Тут дирижер танцев подал знак оркестру. Снова зазвучала музыка.
По гладкому полу вихрем закружились черные фраки и полувоздушные шелковые платья.
— Это вальс, его танцуют самые искусные танцоры, — шепнул Балтов Аврамову менторским тоном.
— И много других танцев еще будет?
Балтов вынул из наружного кармана сюртука зеленую бумажку.
— После вальса будет котильон, и на этом программа закончится.
— А что такое котильон? — полюбопытствовал Аврамов.
Балтов описал ему этот танец.
— Ордена и подарки для котильона привезены из Вены, — закончил он свои объяснения.
— А ты почему не танцуешь до сих пор?
— Котильон буду танцевать… Видишь вон ту барышню в голубом платье? Я ее пригласил на котильон.
Но тут Аврамов сильно толкнул его локтем и, устремив глаза на дверь, воскликнул:
— Смотри, смотри!
— Что такое?
В зал входила богато разряженная дама под руку с кавалером, грудь которого была украшена трехцветной лентой.
За ними следовал высокий, элегантный господин во фраке, белом галстуке и перчатках. То был Жорж.
Не успел Аврамов оправиться от изумления при виде Жоржа в этом месте и в этом наряде, как Жорж заметил приятелей и бросился к ним.
— А, и вы здесь? Очень хорошо! Прекрасно, прекрасно. А я нынче, знаете, опоздал, хоть и по уважительной причине… Но все-таки мы с женой поспели… А что, Балтов, котильон еще не танцевали?
— Будут танцевать сейчас, после вальса.
— Слава богу, — радостно и быстро проговорил Жорж, — а то я чуть было не оказался обманщиком: ведь я еще в прошлую субботу, на вечеринке, пригласил на сегодняшний котильон госпожу N. Ну вот, надо мне пойти с ней поздороваться, — пусть убедится, что я сдержал свое слово.

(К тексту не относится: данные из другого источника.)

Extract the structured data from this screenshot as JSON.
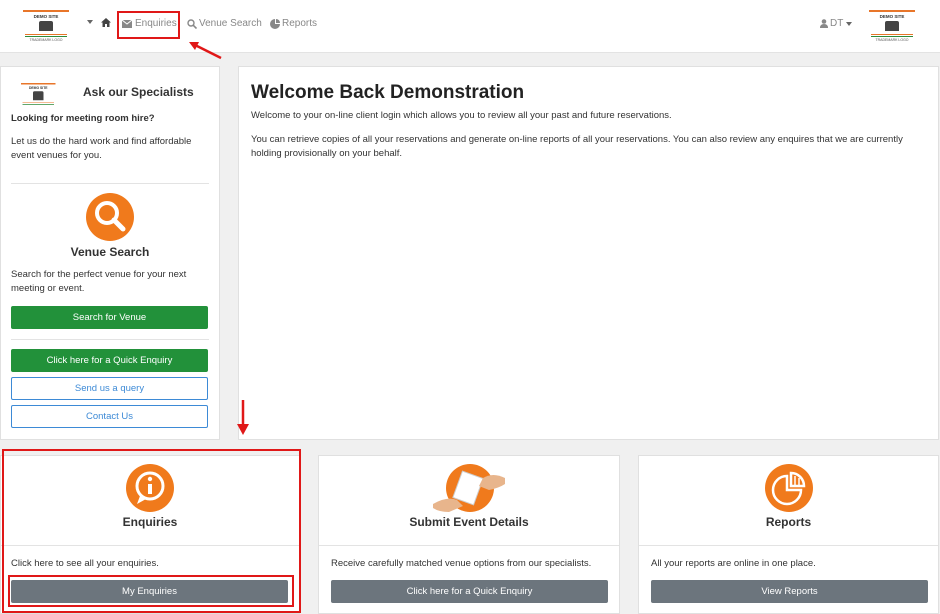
{
  "header": {
    "logo_title": "DEMO SITE",
    "logo_sub": "TRADEMARK LOGO",
    "nav": {
      "enquiries": "Enquiries",
      "venue_search": "Venue Search",
      "reports": "Reports"
    },
    "user": "DT"
  },
  "sidebar": {
    "title": "Ask our Specialists",
    "heading": "Looking for meeting room hire?",
    "intro": "Let us do the hard work and find affordable event venues for you.",
    "venue_title": "Venue Search",
    "venue_text": "Search for the perfect venue for your next meeting or event.",
    "search_button": "Search for Venue",
    "quick_button": "Click here for a Quick Enquiry",
    "query_button": "Send us a query",
    "contact_button": "Contact Us"
  },
  "welcome": {
    "title": "Welcome Back Demonstration",
    "p1": "Welcome to your on-line client login which allows you to review all your past and future reservations.",
    "p2": "You can retrieve copies of all your reservations and generate on-line reports of all your reservations. You can also review any enquires that we are currently holding provisionally on your behalf."
  },
  "cards": [
    {
      "title": "Enquiries",
      "text": "Click here to see all your enquiries.",
      "button": "My Enquiries"
    },
    {
      "title": "Submit Event Details",
      "text": "Receive carefully matched venue options from our specialists.",
      "button": "Click here for a Quick Enquiry"
    },
    {
      "title": "Reports",
      "text": "All your reports are online in one place.",
      "button": "View Reports"
    }
  ],
  "colors": {
    "accent_orange": "#f07a1c",
    "green": "#22913a",
    "annotation_red": "#e01818"
  }
}
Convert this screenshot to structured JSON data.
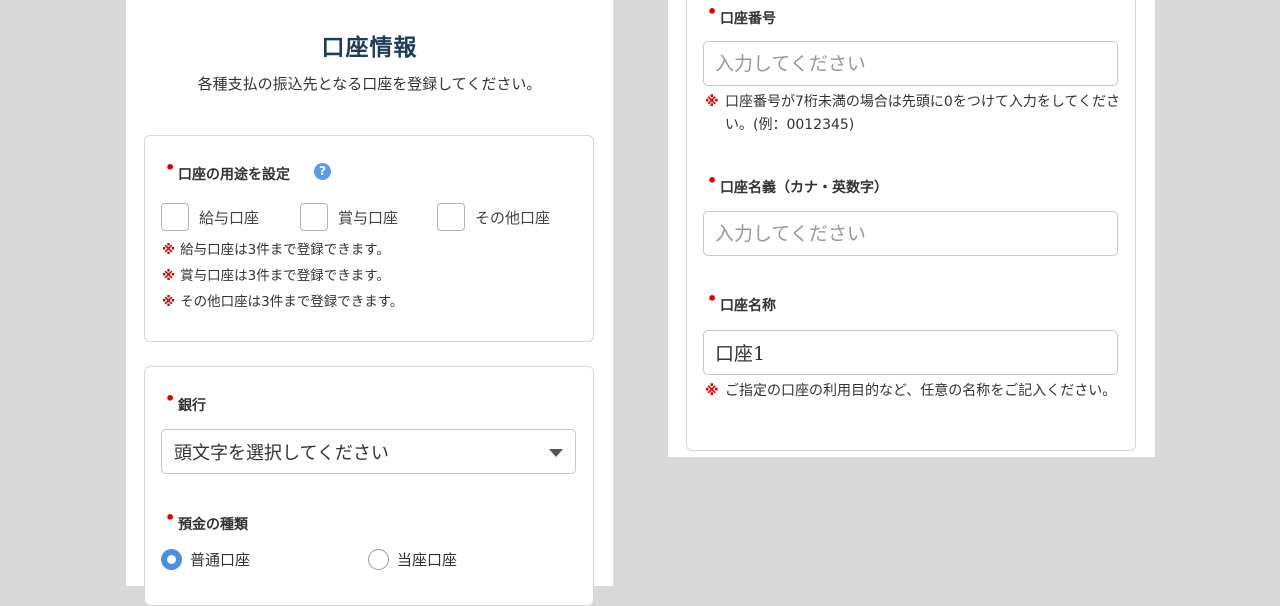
{
  "left": {
    "title": "口座情報",
    "subtitle": "各種支払の振込先となる口座を登録してください。",
    "usage": {
      "label": "口座の用途を設定",
      "help": "?",
      "options": [
        "給与口座",
        "賞与口座",
        "その他口座"
      ],
      "notes": [
        "給与口座は3件まで登録できます。",
        "賞与口座は3件まで登録できます。",
        "その他口座は3件まで登録できます。"
      ]
    },
    "bank": {
      "label": "銀行",
      "select_value": "頭文字を選択してください"
    },
    "deposit": {
      "label": "預金の種類",
      "options": [
        "普通口座",
        "当座口座"
      ],
      "selected": "普通口座"
    }
  },
  "right": {
    "account_number": {
      "label": "口座番号",
      "placeholder": "入力してください",
      "note": "口座番号が7桁未満の場合は先頭に0をつけて入力をしてください。(例：0012345)"
    },
    "account_holder": {
      "label": "口座名義（カナ・英数字）",
      "placeholder": "入力してください"
    },
    "account_name": {
      "label": "口座名称",
      "value": "口座1",
      "note": "ご指定の口座の利用目的など、任意の名称をご記入ください。"
    }
  },
  "note_mark": "※",
  "required_mark": "•",
  "colors": {
    "background": "#d9d9d9",
    "title": "#1d3e5a",
    "required": "#e00000",
    "accent": "#4a90e2"
  }
}
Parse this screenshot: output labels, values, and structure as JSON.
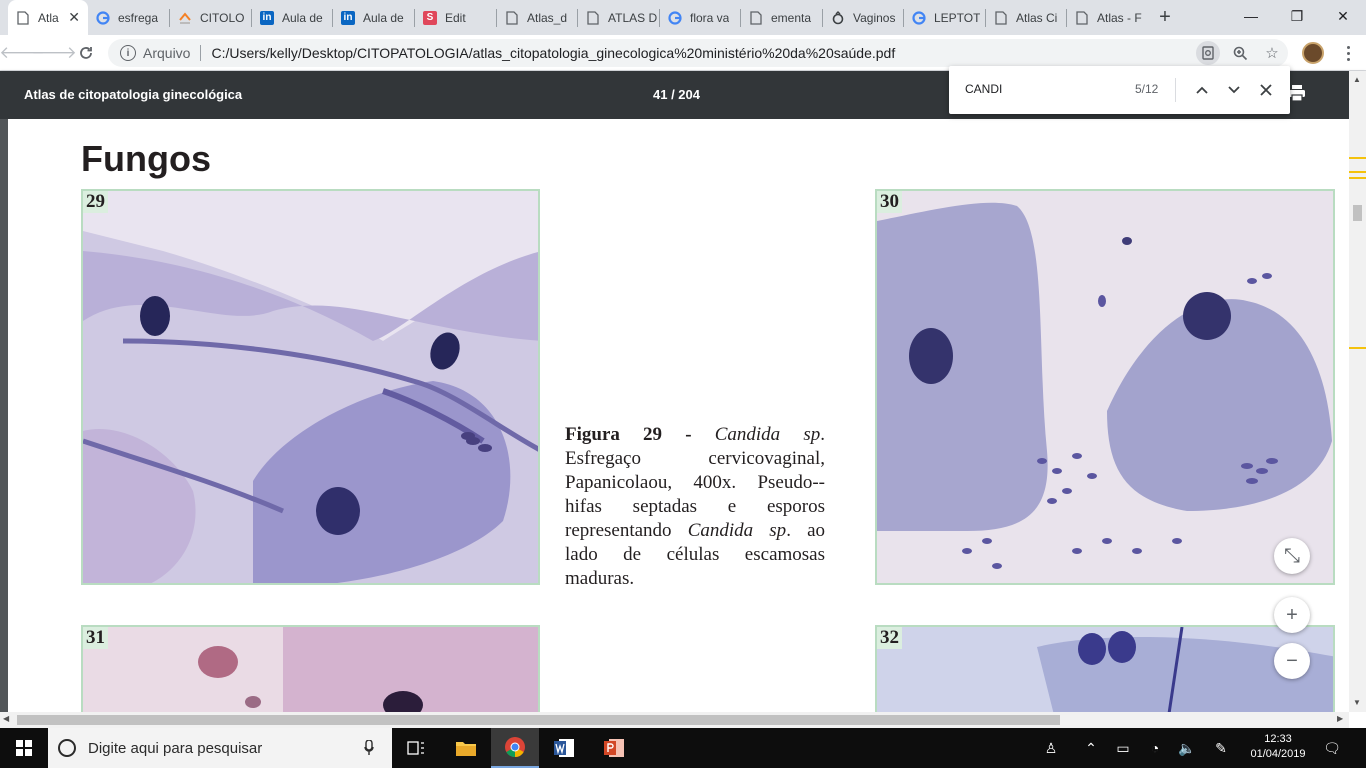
{
  "tabs": [
    {
      "label": "Atla",
      "icon": "pdf-doc-icon"
    },
    {
      "label": "esfrega",
      "icon": "google-icon"
    },
    {
      "label": "CITOLO",
      "icon": "stack-icon"
    },
    {
      "label": "Aula de",
      "icon": "linkedin-icon"
    },
    {
      "label": "Aula de",
      "icon": "linkedin-icon"
    },
    {
      "label": "Edit",
      "icon": "s-icon"
    },
    {
      "label": "Atlas_d",
      "icon": "pdf-doc-icon"
    },
    {
      "label": "ATLAS D",
      "icon": "pdf-doc-icon"
    },
    {
      "label": "flora va",
      "icon": "google-icon"
    },
    {
      "label": "ementa",
      "icon": "pdf-doc-icon"
    },
    {
      "label": "Vaginos",
      "icon": "loading-icon"
    },
    {
      "label": "LEPTOT",
      "icon": "google-icon"
    },
    {
      "label": "Atlas Ci",
      "icon": "pdf-doc-icon"
    },
    {
      "label": "Atlas - F",
      "icon": "pdf-doc-icon"
    }
  ],
  "new_tab_label": "+",
  "window": {
    "minimize": "—",
    "maximize": "❐",
    "close": "✕"
  },
  "address": {
    "scheme_label": "Arquivo",
    "url": "C:/Users/kelly/Desktop/CITOPATOLOGIA/atlas_citopatologia_ginecologica%20ministério%20da%20saúde.pdf"
  },
  "pdf": {
    "title": "Atlas de citopatologia ginecológica",
    "page_indicator": "41 / 204"
  },
  "find": {
    "query": "CANDI",
    "count": "5/12"
  },
  "document": {
    "heading": "Fungos",
    "figures": [
      {
        "number": "29"
      },
      {
        "number": "30"
      },
      {
        "number": "31"
      },
      {
        "number": "32"
      }
    ],
    "caption": {
      "figure_label": "Figura 29 -",
      "species1": "Candida sp",
      "part1": ". Esfregaço cervicovaginal, Papanicolaou, 400x. Pseudo--hifas septadas e esporos representando ",
      "species2": "Candida sp",
      "part2": ". ao lado de células escamosas maduras."
    }
  },
  "zoom": {
    "fit": "⤡",
    "in": "+",
    "out": "−"
  },
  "taskbar": {
    "search_placeholder": "Digite aqui para pesquisar",
    "time": "12:33",
    "date": "01/04/2019"
  },
  "colors": {
    "tabstrip": "#dee1e6",
    "pdf_toolbar": "#323639",
    "figure_border": "#b9dcc1",
    "figure_number_bg": "#dbeedf",
    "taskbar": "#0d0d0d",
    "scroll_marker": "#f4c20d"
  }
}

И, легко подлетев к одной декольтированной даме, Жорж низко поклонился ей.
Аврамов потянул Балтова за рукав, и они пошли в буфет. Там Аврамов отвел приятеля в уголок.
— Объясни мне ради бога, что это такое? Я ничего понять не могу, — воскликнул он, в недоумении разводя руками.
Балтов угадал, чем смущен его приятель.
— Ты удивляешься, что Жорж здесь? — спросил он, спокойно улыбаясь.
— Что он за странный человек? Вчера вечером возмущался этим обезьянничаньем, этой комедией, а сейчас сам принимает в ней участие. Значит, он забыл свои собственные слова; как говорится: «лука не ел, луком не пахнет». Только что он похоронил своего лучшего друга, а сейчас идет танцевать котильон… Согласись, что это безобразие, бесхарактерность. Я одному удивляюсь: как можешь ты дружить с подобной личностью?
— Ты не прав, Жорж хороший человек.
Лицо у Аврамова покраснело от негодования:
— Ты смеешься? Вот сейчас я вспомнил, как он вчера заискивал перед этим Даскаровым! А еще говорил, что он в оппозиции!
— Слушай, Аврамов, ты действительно провинциал с головы до ног, настоящий провинциал. Под первым впечатлением составишь себе окончательное мнение о ком-нибудь, а потом падаешь с облаков на землю, удивляешься и ахаешь… Жорж — хороший человек, говорю тебе, его нельзя назвать низким или бессовестным, и он ничем не хуже других хороших людей… Только он поумнее и посмекалистее многих… В душе Жорж действительно оппозиционер, но он не лезет на стену и не бросается со скалы. Какая польза от подобных безумств? Несколько угодливых фраз, сказанных Жоржем Даскарову или своему начальнику, ничего ему не стоят, но они — крепкий щит, которым Жорж защищает свое положение, свой дом, свою жену, свой покой… Геометрическая прямолинейность быстро выбрасывает человека на улицу… Лавированье между подводными камнями — вот в чем житейская философия. Ты говоришь, Жорж нападает на чиновников? И как еще! А ведь Жорж сам не маленький чиновник, и, надо тебе сказать, служит он с тех пор, как в Болгарии раздался первый выстрел русской пушки… и служит по-настоящему. У него уже два ордена, и он представлен к третьему. Он служил при всех правительствах, и все правительства считали его своим человеком… По его мнению, он принесет родине больше пользы, состоя на службе, чем если допустит, чтобы его уволили, и останется не у дел. И все свое поведение он сообразует с этим практическим принципом… Что пользы лезть на рожон, донкихотствовать, дожидаясь, пока тебя раздавят, а потом корчить страдальческие гримасы, скулить, засыпать газеты телеграммами — словом, всячески мутить воду, чтобы поправить свои дела? Право же, это глупо… А ты слышал про Аврамова, архивариуса? Сегодня его отчислили!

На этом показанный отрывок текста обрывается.